Good news: we'll probably be able to bypass this by using the SQL API. Bad news: the Oauth2 module we're currently using doesn't support UTF-8 (at least for GET arguments). Hopefully once we get POST working (issue #13), this will Just Work. Otherwise, we'll have to fork and manage the python-oauth2 module, and nobody wants that.

eightysteele commented 12 years ago

the Oauth2 module we're currently using doesn't support UTF-8

Which module are we using? The CartoDB Python client or something else?

gaurav commented 12 years ago

Oops, sorry, I thought I'd replied here already (I'd actually replied only to issue #12).
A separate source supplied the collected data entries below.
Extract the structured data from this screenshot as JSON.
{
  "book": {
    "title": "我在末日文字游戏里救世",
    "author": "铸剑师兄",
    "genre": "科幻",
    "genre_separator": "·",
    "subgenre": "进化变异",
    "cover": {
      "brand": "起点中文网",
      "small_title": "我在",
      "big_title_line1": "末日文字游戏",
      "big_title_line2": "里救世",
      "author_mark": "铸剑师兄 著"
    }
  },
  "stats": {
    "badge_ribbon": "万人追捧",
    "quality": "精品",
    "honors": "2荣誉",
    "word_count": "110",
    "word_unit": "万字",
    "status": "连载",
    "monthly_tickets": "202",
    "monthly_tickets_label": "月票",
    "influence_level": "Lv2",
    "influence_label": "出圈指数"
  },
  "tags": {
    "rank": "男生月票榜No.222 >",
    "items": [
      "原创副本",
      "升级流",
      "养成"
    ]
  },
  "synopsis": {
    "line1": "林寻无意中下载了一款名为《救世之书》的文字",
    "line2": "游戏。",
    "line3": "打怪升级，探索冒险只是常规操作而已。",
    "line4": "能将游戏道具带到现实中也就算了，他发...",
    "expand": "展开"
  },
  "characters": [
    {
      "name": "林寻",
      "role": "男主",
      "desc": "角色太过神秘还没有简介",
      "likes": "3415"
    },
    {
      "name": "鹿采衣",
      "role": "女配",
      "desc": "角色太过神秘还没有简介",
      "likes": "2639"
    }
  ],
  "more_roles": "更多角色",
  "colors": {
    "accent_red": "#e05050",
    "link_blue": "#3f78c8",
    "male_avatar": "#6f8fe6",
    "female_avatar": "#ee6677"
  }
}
Here's my answer from there:

CartoDB (like everybody else) uses https://github.com/simplegeo/python-oauth2, which hasn't been updated since May, and which has a huge number of people submitting fixes to what looks like exactly the UTF-8 bug affecting us. Unfortunately, nobody seems to have properly forked python-oauth2 (every fork I looked at used the same namespace, 'oauth2', even where it changes the API for this module, and every one used the same version number, for bonus confusion points).

Most other developers (e.g. Google) appear to just be incorporating the module into their codebase, then modifying it for their own use (and to get rid of bugs like the UTF-8 issue). Is there an easy way to insert the OAuth codebase into cartodb-python? Otherwise, we'll just have to bite the bullet and (properly) fork python-oauth2 into github.com/mapoflife.

I'm planning to spend a bit of time in the next two days (term paper permitting) to try to work around this somehow without forking it entirely, and to see if I can develop the smallest possible test case which meets this condition. Also, it's possible that this bug too will vanish once we get POST (it's possible that only GET arguments are getting un-UTF-8'ed). So I'm not going to stress too much about this until I come up with a test case.

gaurav commented 12 years ago

I just rechecked this. At the moment, cartodb-python uses urllib.urlencode to convert the content into an application/x-www-form-urlencoded POST body, which can't handle Unicode at the moment.

Then I accidentally fixed this by using unicode_str.encode('ascii', 'xmlcharrefreplace'), which converts Unicode into its corresponding character entity (i.e. \u1234 becomes &#x1234). Much to my surprise, CartoDB converts those back into Unicode when storing it! So we've got some sort of Unicode upload working as of @5f95961!

I'm not sure whether to close this issue or leave it open until we have a bit of time to test this separately. Any suggestions?